Le magazine de la Fédération compagnonnique des métiers du bâtiment

Classé dans : Non classé — andreadicaffa02 @ 15:50


Paperblog

Le Compagnonnage
Introduction

Le compagnonnage a pour double but de former des hommes en même temps que des professionnels qualifiés. Il permet à chaque individu l’accomplissement de ses possibilités culturelles et professionnelles, grâce à l’exercice de son métier.

Un diplôme de base en poche, le jeune part faire son « tour de France ». Quatre à six ans sont nécessaires, selon les besoins de chacun, avant d’être reçu « compagnon ». Le jeune « itinérant » va d’étape en étape sur le réseau des sièges de la Fédération compagnonnique (hébergement, restauration, salles de cours), au rythme d’une à deux villes par an, en tant que salarié. Ce voyage permet la découverte des techniques, des matériaux, des méthodes et des moyens de travail, différents d’une région à l’autre et d’un pays à l’autre. Le voyage constitue, au-delà de la rencontre des techniques et des expériences, ce parcours de la vie au cours duquel l’homme se construit grâce aux épreuves à surmonter et aux étapes à franchir.

Parfaire sa formation sur le tour de France c’est :

- approfondir son métier jusqu’à le maîtriser dans les moindres détails,

- apprivoiser la matière,

- intégrer les gestes, les tours de mains ancestraux et les techniques de pointe,

- élargir ses facultés intellectuelles,

- pratiquer l’esprit de solidarité,

- apprendre à transmettre son savoir.

Lorsqu’il se sédentarise à l’issue de son périple, le compagnon est un homme accompli, reconnu et conscient de son rôle au sein de la société contemporaine.
I – Le Compagnonnage
1 – Le Compagnonnage, qu’est-ce que c’est ?

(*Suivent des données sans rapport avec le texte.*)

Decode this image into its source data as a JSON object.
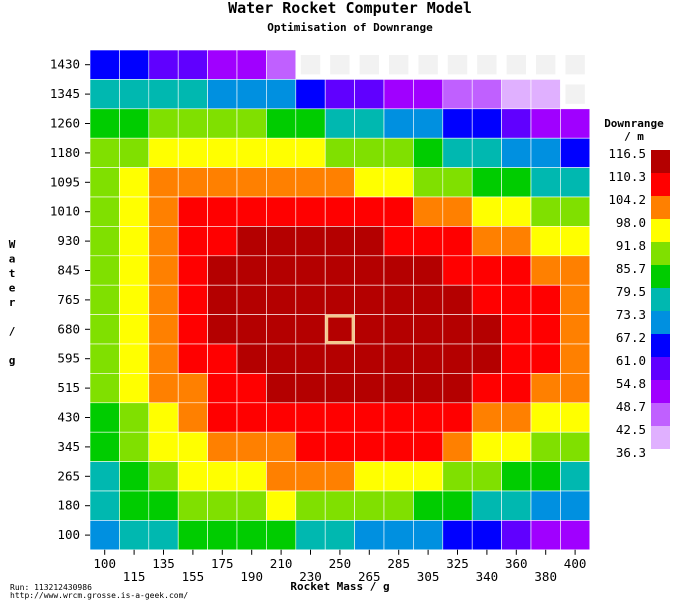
{
  "chart_data": {
    "type": "heatmap",
    "title": "Water Rocket Computer Model",
    "subtitle": "Optimisation of Downrange",
    "xlabel": "Rocket Mass / g",
    "ylabel": "Water / g",
    "x_tick_labels": [
      "100",
      "115",
      "135",
      "155",
      "175",
      "190",
      "210",
      "230",
      "250",
      "265",
      "285",
      "305",
      "325",
      "340",
      "360",
      "380",
      "400"
    ],
    "y_tick_labels": [
      "1430",
      "1345",
      "1260",
      "1180",
      "1095",
      "1010",
      "930",
      "845",
      "765",
      "680",
      "595",
      "515",
      "430",
      "345",
      "265",
      "180",
      "100"
    ],
    "legend": {
      "title_line1": "Downrange",
      "title_line2": "/ m",
      "values": [
        "116.5",
        "110.3",
        "104.2",
        "98.0",
        "91.8",
        "85.7",
        "79.5",
        "73.3",
        "67.2",
        "61.0",
        "54.8",
        "48.7",
        "42.5",
        "36.3"
      ],
      "colors": [
        "#b40000",
        "#ff0000",
        "#ff8000",
        "#ffff00",
        "#80e000",
        "#00cc00",
        "#00b8b0",
        "#0090e0",
        "#0000ff",
        "#6000ff",
        "#a000ff",
        "#c060ff",
        "#e0b0ff"
      ]
    },
    "highlight": {
      "x": "250",
      "y": "680"
    },
    "grid_levels": [
      [
        8,
        8,
        9,
        9,
        10,
        10,
        11,
        -1,
        -1,
        -1,
        -1,
        -1,
        -1,
        -1,
        -1,
        -1,
        -1
      ],
      [
        6,
        6,
        6,
        6,
        7,
        7,
        7,
        8,
        9,
        9,
        10,
        10,
        11,
        11,
        12,
        12,
        -1
      ],
      [
        5,
        5,
        4,
        4,
        4,
        4,
        5,
        5,
        6,
        6,
        7,
        7,
        8,
        8,
        9,
        10,
        10
      ],
      [
        4,
        4,
        3,
        3,
        3,
        3,
        3,
        3,
        4,
        4,
        4,
        5,
        6,
        6,
        7,
        7,
        8
      ],
      [
        4,
        3,
        2,
        2,
        2,
        2,
        2,
        2,
        2,
        3,
        3,
        4,
        4,
        5,
        5,
        6,
        6
      ],
      [
        4,
        3,
        2,
        1,
        1,
        1,
        1,
        1,
        1,
        1,
        1,
        2,
        2,
        3,
        3,
        4,
        4
      ],
      [
        4,
        3,
        2,
        1,
        1,
        0,
        0,
        0,
        0,
        0,
        1,
        1,
        1,
        2,
        2,
        3,
        3
      ],
      [
        4,
        3,
        2,
        1,
        0,
        0,
        0,
        0,
        0,
        0,
        0,
        0,
        1,
        1,
        1,
        2,
        2
      ],
      [
        4,
        3,
        2,
        1,
        0,
        0,
        0,
        0,
        0,
        0,
        0,
        0,
        0,
        1,
        1,
        1,
        2
      ],
      [
        4,
        3,
        2,
        1,
        0,
        0,
        0,
        0,
        0,
        0,
        0,
        0,
        0,
        0,
        1,
        1,
        2
      ],
      [
        4,
        3,
        2,
        1,
        1,
        0,
        0,
        0,
        0,
        0,
        0,
        0,
        0,
        0,
        1,
        1,
        2
      ],
      [
        4,
        3,
        2,
        2,
        1,
        1,
        0,
        0,
        0,
        0,
        0,
        0,
        0,
        1,
        1,
        2,
        2
      ],
      [
        5,
        4,
        3,
        2,
        1,
        1,
        1,
        1,
        1,
        1,
        1,
        1,
        1,
        2,
        2,
        3,
        3
      ],
      [
        5,
        4,
        3,
        3,
        2,
        2,
        2,
        1,
        1,
        1,
        1,
        1,
        2,
        3,
        3,
        4,
        4
      ],
      [
        6,
        5,
        4,
        3,
        3,
        3,
        2,
        2,
        2,
        3,
        3,
        3,
        4,
        4,
        5,
        5,
        6
      ],
      [
        6,
        5,
        5,
        4,
        4,
        4,
        3,
        4,
        4,
        4,
        4,
        5,
        5,
        6,
        6,
        7,
        7
      ],
      [
        7,
        6,
        6,
        5,
        5,
        5,
        5,
        6,
        6,
        7,
        7,
        7,
        8,
        8,
        9,
        10,
        10
      ]
    ]
  },
  "footer": {
    "run": "Run: 113212430986",
    "url": "http://www.wrcm.grosse.is-a-geek.com/"
  }
}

C’est le prolongement d’une méthode d’enseignement technique et philosophique dont le principe remonte aux origines des civilisations humaines.

Une des constantes des sociétés humaines a été de perfectionner les métiers pour aboutir à une parfaite compétence permettant la création harmonieuse du produit. C’est ainsi que les Compagnons qui ont participé à la construction des cathédrales sont aujourd’hui à la pointe des réalisations les plus modernes.

En novembre 2010, le Compagnonnage a été inscrit sur la liste représentative du Patrimoine Culturel Immatériel de l’UNESCO en tant que « réseau de transmission des savoirs et des identités par le métier ».
2 – Sa légende et ses origines :

Certains font naître le Compagnonnage autour de la construction du Temple de Jérusalem, au temps du célèbre roi Salomon, d’autres dans l’Égypte des Pharaons, ou encore au temps des cathédrales et des Templiers.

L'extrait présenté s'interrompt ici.